Abstract In the previous papers, we elucidated enhancement of concentration fluctuations, phase separation, and crystallization induced by steady state or step-up shear flow, as observed by shear small-angle light scattering, optical microscopy, and birefringence, for a semidilute solution of ultrahigh molecular weight polyethylene in paraffin as an athermal solvent. However the studies were done only at a given temperature of 124 °C, which is higher than the nominal melting temperature of the quiescent solution Tnm (115–119 °C). It is crucial to extend the studies over a wider temperature range in order to generalize shear-induced phase behavior of the solution. Thus in this work we constructed a kind of phase diagram in the parameter space of temperature (T) and shear rate ( γ ˙ ). The temperature range covered was higher than Tnm, so that the phase diagram is strictly concerned with shear-induced phase behavior (i.e., without shear the solution is homogeneous and in a single-phase state). The diagram identified Regimes I–III in the T– γ ˙ space as will be detailed in the text.

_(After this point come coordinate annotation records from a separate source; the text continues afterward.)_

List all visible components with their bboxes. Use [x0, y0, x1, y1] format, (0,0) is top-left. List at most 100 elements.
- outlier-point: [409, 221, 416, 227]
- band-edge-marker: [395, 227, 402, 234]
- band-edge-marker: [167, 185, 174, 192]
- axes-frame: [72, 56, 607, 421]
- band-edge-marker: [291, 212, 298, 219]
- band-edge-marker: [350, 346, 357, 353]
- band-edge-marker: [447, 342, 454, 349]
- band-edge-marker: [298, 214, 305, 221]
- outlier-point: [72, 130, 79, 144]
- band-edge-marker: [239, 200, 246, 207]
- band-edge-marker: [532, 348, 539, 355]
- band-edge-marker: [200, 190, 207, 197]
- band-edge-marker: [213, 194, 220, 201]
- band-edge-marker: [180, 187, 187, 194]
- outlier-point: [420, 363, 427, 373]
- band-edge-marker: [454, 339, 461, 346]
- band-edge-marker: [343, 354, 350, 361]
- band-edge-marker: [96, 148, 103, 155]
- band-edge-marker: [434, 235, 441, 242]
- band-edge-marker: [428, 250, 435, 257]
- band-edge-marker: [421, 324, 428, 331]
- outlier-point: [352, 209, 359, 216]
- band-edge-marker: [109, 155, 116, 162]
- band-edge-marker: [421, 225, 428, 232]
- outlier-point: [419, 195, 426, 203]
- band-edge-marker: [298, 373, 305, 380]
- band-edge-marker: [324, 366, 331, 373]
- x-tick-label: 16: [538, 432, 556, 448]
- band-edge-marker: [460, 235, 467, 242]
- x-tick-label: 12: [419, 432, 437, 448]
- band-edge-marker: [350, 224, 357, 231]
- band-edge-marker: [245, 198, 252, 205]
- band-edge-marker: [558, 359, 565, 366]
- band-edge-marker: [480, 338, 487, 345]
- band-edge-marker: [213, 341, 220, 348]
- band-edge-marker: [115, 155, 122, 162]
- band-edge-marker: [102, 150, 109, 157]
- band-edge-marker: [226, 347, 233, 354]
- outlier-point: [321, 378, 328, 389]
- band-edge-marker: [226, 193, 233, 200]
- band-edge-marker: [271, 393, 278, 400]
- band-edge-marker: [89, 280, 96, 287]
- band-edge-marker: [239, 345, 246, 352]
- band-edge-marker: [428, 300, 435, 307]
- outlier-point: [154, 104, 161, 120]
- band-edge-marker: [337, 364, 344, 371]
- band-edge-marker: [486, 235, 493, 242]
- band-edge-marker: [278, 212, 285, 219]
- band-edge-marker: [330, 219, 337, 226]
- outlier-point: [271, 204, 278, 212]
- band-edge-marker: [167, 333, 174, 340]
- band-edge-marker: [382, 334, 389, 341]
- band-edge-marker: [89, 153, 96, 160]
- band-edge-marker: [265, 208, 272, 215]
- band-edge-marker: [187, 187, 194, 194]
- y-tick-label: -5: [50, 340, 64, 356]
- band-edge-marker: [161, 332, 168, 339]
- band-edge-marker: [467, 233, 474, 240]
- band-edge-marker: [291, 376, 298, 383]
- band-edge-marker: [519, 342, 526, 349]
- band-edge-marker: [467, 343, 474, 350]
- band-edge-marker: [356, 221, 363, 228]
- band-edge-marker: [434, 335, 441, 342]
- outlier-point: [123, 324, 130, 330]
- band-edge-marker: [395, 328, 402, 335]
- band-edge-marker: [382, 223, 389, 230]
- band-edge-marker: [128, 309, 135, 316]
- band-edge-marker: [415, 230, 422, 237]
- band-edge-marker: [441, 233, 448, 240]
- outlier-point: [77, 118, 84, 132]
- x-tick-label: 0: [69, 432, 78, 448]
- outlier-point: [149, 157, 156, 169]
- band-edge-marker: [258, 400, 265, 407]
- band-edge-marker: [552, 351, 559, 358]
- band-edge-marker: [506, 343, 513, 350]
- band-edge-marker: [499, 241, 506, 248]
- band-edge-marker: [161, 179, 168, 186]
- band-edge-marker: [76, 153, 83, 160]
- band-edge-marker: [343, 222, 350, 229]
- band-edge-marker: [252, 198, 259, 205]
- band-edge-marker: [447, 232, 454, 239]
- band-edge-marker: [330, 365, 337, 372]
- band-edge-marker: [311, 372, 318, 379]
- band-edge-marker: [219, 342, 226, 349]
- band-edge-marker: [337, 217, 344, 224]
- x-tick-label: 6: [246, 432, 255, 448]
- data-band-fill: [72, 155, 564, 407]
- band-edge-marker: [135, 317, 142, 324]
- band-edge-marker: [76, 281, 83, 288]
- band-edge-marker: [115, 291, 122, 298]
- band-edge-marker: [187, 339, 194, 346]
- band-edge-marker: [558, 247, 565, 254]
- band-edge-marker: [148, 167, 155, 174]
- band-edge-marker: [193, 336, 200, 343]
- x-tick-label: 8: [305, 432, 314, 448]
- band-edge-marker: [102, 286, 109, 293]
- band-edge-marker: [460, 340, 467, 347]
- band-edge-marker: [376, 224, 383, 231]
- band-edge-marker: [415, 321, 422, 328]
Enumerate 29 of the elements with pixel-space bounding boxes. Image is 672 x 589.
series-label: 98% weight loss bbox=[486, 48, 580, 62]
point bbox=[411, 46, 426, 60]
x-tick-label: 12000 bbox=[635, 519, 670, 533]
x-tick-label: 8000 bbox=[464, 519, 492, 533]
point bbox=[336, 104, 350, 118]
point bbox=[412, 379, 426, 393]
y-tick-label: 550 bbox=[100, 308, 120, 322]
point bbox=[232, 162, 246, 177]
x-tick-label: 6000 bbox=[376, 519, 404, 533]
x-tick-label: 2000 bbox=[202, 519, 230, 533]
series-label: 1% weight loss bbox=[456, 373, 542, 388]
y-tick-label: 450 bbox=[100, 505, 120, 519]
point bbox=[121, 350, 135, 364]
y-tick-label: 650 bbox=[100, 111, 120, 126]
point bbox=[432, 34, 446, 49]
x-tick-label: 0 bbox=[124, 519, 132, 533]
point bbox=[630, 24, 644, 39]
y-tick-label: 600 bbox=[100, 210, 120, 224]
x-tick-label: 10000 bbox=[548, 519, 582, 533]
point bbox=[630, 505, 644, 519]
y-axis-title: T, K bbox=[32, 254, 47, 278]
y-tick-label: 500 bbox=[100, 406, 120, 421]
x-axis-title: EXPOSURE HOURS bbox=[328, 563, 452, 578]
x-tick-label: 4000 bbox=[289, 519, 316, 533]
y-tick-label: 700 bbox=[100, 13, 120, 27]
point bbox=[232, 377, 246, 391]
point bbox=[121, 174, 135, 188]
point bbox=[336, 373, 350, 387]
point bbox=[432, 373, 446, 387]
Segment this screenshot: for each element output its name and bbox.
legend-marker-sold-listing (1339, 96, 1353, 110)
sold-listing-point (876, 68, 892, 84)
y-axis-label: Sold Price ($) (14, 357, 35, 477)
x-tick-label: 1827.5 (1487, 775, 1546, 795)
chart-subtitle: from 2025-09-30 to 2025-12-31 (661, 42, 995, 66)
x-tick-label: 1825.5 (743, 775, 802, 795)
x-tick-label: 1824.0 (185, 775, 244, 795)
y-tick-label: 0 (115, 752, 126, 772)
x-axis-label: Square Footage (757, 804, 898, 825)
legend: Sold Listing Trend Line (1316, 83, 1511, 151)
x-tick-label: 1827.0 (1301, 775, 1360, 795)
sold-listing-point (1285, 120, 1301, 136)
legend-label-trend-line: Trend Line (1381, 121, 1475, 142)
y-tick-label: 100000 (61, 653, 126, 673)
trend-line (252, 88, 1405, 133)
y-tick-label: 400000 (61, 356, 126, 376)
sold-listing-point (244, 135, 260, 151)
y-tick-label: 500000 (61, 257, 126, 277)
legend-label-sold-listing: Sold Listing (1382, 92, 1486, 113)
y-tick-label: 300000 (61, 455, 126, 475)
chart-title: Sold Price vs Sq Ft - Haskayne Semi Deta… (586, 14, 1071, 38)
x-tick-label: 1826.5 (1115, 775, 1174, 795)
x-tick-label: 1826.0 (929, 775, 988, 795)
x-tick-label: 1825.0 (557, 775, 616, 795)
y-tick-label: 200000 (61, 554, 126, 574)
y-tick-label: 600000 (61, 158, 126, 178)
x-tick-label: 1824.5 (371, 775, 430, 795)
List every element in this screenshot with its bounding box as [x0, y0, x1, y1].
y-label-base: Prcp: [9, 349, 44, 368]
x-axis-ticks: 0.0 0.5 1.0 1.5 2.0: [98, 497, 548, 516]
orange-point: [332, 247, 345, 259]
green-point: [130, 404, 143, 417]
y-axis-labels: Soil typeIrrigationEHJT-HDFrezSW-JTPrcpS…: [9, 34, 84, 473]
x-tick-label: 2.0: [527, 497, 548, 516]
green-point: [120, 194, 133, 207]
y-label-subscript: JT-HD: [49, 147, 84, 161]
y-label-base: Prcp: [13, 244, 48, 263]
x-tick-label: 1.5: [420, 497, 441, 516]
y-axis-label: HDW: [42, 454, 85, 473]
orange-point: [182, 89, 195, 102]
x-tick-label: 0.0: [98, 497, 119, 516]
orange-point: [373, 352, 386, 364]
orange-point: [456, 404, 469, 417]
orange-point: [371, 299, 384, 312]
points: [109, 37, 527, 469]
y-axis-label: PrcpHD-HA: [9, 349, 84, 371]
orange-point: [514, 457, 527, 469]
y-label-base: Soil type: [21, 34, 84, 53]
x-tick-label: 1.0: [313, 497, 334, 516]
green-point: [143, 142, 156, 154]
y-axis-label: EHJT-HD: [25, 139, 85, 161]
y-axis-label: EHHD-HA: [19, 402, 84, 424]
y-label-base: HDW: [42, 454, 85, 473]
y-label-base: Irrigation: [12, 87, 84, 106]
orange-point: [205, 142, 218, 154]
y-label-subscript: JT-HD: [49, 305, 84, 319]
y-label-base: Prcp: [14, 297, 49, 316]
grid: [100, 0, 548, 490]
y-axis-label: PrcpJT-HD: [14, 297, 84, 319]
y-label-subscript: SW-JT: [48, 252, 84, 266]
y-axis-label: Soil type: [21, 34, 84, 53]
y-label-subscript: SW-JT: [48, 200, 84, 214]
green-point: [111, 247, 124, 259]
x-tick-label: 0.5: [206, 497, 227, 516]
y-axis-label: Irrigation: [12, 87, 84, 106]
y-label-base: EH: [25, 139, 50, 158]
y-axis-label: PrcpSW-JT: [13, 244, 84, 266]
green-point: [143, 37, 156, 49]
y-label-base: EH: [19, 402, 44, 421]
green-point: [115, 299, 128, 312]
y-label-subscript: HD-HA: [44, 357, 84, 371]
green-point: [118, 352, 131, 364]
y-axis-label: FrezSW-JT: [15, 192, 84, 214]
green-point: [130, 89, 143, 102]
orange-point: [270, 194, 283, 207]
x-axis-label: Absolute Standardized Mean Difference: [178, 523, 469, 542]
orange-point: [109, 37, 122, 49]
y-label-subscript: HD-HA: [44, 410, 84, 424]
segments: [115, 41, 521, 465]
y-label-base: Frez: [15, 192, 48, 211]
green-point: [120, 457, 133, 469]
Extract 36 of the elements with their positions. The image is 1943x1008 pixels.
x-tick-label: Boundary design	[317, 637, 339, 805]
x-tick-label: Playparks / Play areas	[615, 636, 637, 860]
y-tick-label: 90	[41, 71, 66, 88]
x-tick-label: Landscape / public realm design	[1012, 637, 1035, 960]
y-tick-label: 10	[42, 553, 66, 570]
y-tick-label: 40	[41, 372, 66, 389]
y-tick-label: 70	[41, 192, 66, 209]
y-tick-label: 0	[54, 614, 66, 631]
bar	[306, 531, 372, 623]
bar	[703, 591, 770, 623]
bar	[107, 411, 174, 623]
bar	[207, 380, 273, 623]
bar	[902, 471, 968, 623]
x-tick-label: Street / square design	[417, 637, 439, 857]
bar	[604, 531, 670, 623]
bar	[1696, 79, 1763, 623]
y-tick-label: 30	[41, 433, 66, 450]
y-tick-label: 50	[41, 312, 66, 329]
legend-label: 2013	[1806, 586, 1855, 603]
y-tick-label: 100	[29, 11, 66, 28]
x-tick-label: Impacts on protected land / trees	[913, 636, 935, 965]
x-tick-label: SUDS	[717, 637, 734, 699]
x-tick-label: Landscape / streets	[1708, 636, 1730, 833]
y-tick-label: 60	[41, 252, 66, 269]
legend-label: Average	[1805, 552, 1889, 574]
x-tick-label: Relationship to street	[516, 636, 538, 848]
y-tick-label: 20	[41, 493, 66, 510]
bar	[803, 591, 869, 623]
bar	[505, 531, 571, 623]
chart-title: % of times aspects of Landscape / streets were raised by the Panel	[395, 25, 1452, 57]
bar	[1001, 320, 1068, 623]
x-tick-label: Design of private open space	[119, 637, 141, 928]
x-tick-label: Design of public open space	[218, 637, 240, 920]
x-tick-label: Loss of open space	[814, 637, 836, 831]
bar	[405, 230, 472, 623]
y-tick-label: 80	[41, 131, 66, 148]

In constructing the phase diagram we found the following new points also. (i) The critical shear rate γ ˙ cx which defines the boundary between Regimes I and II was independent of T. (ii) Regime III identified previously through the γ ˙ dependence of the integrated scattered intensity only at a particular temperature T = 124 °C was further separated into two regimes of IIIa and IIIb below and above a critical temperature (147 °C), respectively, through the observation of the γ ˙ dependence as a function of T: In Regime IIIa, the sheared solution developed the optically anisotropic fibrous structures, indicative of the shear-induced crystallization triggered by the shear-induced concentration fluctuations in Regime II; In Regime IIIb, the solution is so stable that it did not show a trend of the shear-induced crystallization even at the highest shear rates accessible in this experiment, but it only showed the shear-induced phase separation. (iii) The critical shear rates γ ˙ c,streak and γ ˙ cz, which define respectively the boundary between Regimes II and IIIa and that between Regimes II and IIIb, are sensitive to temperature.